Libye
Des gardes-frontières libyens ont secouru des dizaines de migrants subsahariens déposés, selon eux, par les autorités tunisiennes dans une zone désertique à la frontière entre les deux pays.
Quelques gouttes d’eau sur la tête, et une gorgée pour tenter d’étancher sa soif. A quelques encablures, une femme a droit aussi au précieux liquide.
Ces infortunés font partie de migrants africains chassés de Sfax, après les affrontements ayant coûté la vie à un Tunisien le 3 juillet et conduits dans ces zones inhospitalières près de la Libye à l’est et l'Algérie à l'ouest sous une température dépassant les 40 degrés.
"La police tunisienne m'a attrapé avec ma femme et ont demandé les papiers, on a montré les papiers, ils nous ont ramassés pour nous mettre dans un camion. J'ai demandé : vous nous emmenez où ? Ils disent qu'ils veulent nous jeter en Libye. Mais qu'avons-nous fait pour venir en Libye ? Ils ont dit : On n'a pas besoin de vous ici en Tunisie.", explique Abu, originaire de la Cote d'Ivoire.
Ces hommes et femmes secourus par les gardes-frontières libyens erraient dans une zone inhabitée, à environ 150 km au sud-ouest de Tripoli, sans eau ni nourriture.
"Quand ils ont fini, ils nous ont mis dans le désert. Ils ont tiré sur nous : allez-y en Libye, allez-y en Libye on va vous tuer.
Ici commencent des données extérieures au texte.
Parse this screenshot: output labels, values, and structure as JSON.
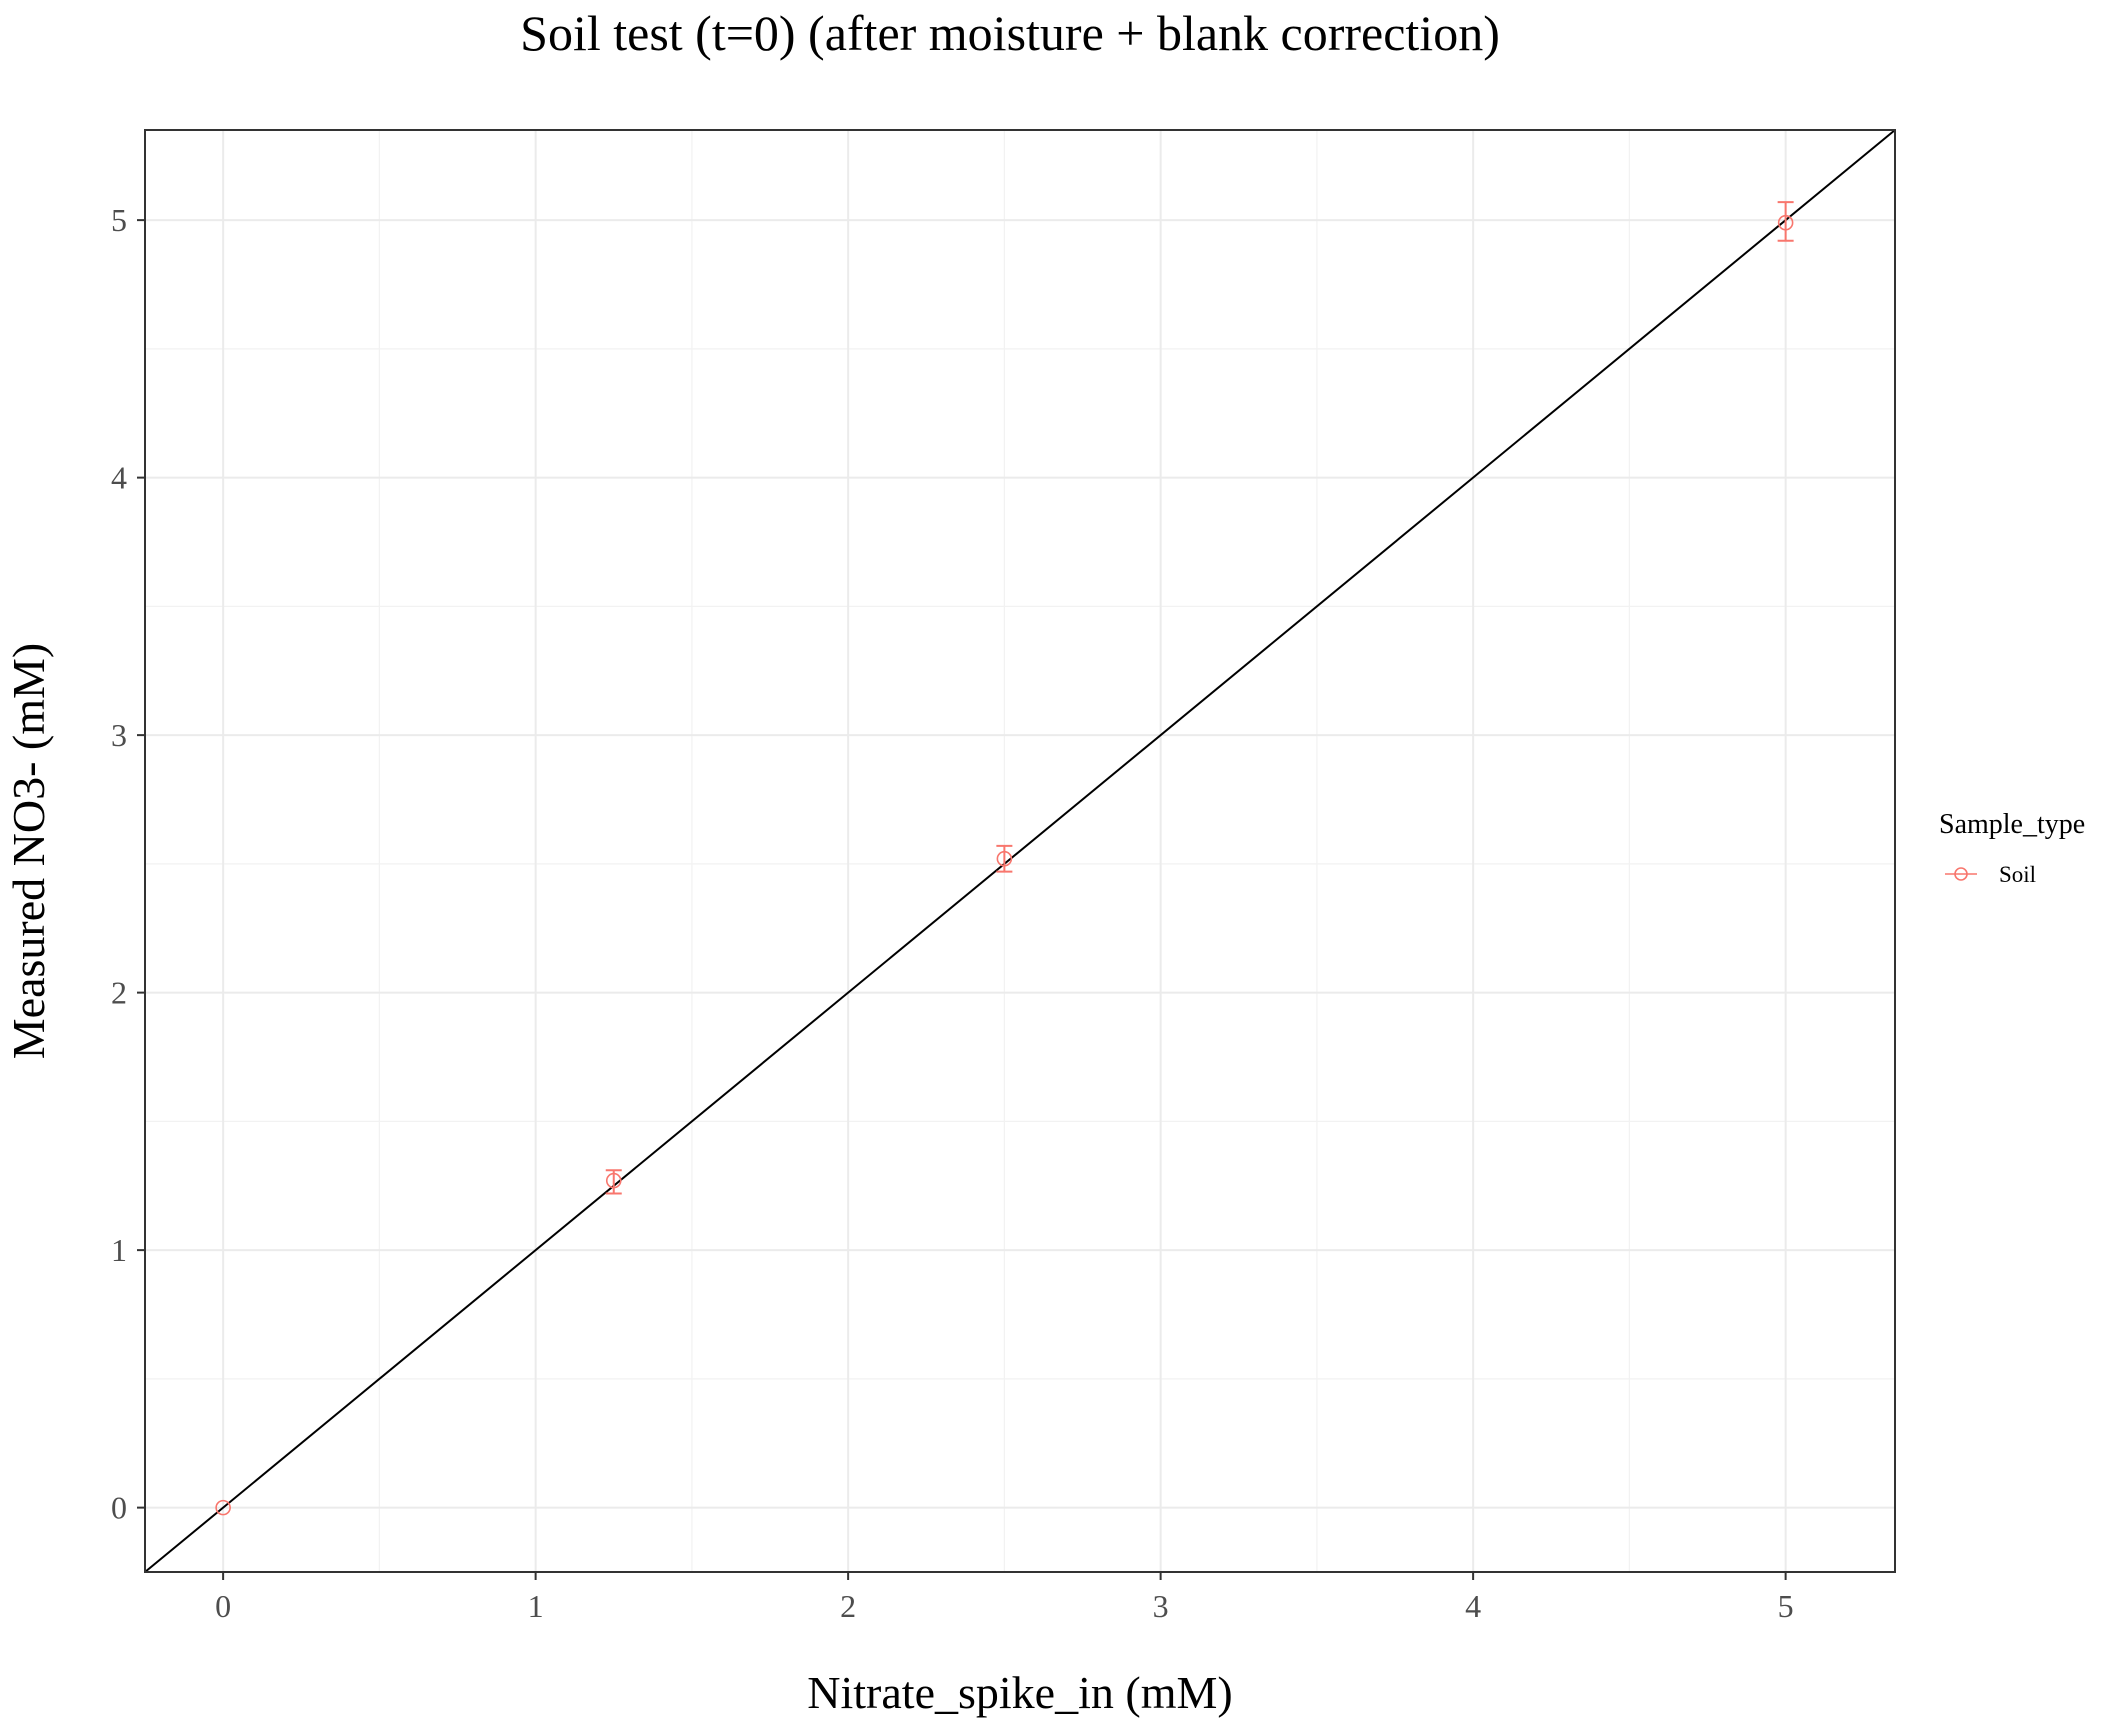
{
  "chart_data": {
    "type": "scatter",
    "title": "Soil test (t=0) (after moisture + blank correction)",
    "xlabel": "Nitrate_spike_in (mM)",
    "ylabel": "Measured NO3- (mM)",
    "xlim": [
      -0.25,
      5.35
    ],
    "ylim": [
      -0.25,
      5.35
    ],
    "x_ticks": [
      0,
      1,
      2,
      3,
      4,
      5
    ],
    "y_ticks": [
      0,
      1,
      2,
      3,
      4,
      5
    ],
    "x_tick_labels": [
      "0",
      "1",
      "2",
      "3",
      "4",
      "5"
    ],
    "y_tick_labels": [
      "0",
      "1",
      "2",
      "3",
      "4",
      "5"
    ],
    "grid": true,
    "reference_line": {
      "slope": 1,
      "intercept": 0,
      "color": "#000000"
    },
    "legend": {
      "title": "Sample_type",
      "position": "right"
    },
    "series": [
      {
        "name": "Soil",
        "color": "#F8766D",
        "marker": "open-circle",
        "points": [
          {
            "x": 0,
            "y": 0,
            "ymin": 0,
            "ymax": 0
          },
          {
            "x": 1.25,
            "y": 1.27,
            "ymin": 1.22,
            "ymax": 1.31
          },
          {
            "x": 2.5,
            "y": 2.52,
            "ymin": 2.47,
            "ymax": 2.57
          },
          {
            "x": 5,
            "y": 4.99,
            "ymin": 4.92,
            "ymax": 5.07
          }
        ]
      }
    ]
  }
}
C'est là qu'on a croisé la police libyenne, ils nous ont donné de l'eau, ils nous ont mis dans la voiture pour nous envoyer ici. Et depuis ce jour-là, la police libyenne a commencé à s'occuper de nous.'', raconte Abu.
Selon des ONG tunisiennes, 100 à 150 se trouvaient encore abandonnés à leur triste sort dans le désert. Les gardes-frontières libyens décrivent une situation devenue alarmante.
"Nous sommes confrontés à des difficultés liées au nombre croissant de migrants qui arrivent chaque jour. Le nombre de personnes secourues varie entre 70 et 50, et les chiffres sont variables. Bien sûr, nous leur fournissons des soins de santé et une aide d'urgence, ainsi que les premiers secours, étant donné que certains migrants traversent le désert de la Tunisie à la Libye", s'alarme Muhammad Abdul Qadir Abu Snaina, lieutenant-colonel des gardes-frontières de la région d'Al-Assa.
Dimanche, la Tunisie a signé un partenariat stratégique global avec l’Union européenne. Tunis doit notamment les départs des clandestins vers l'Europe contre des aides multiformes.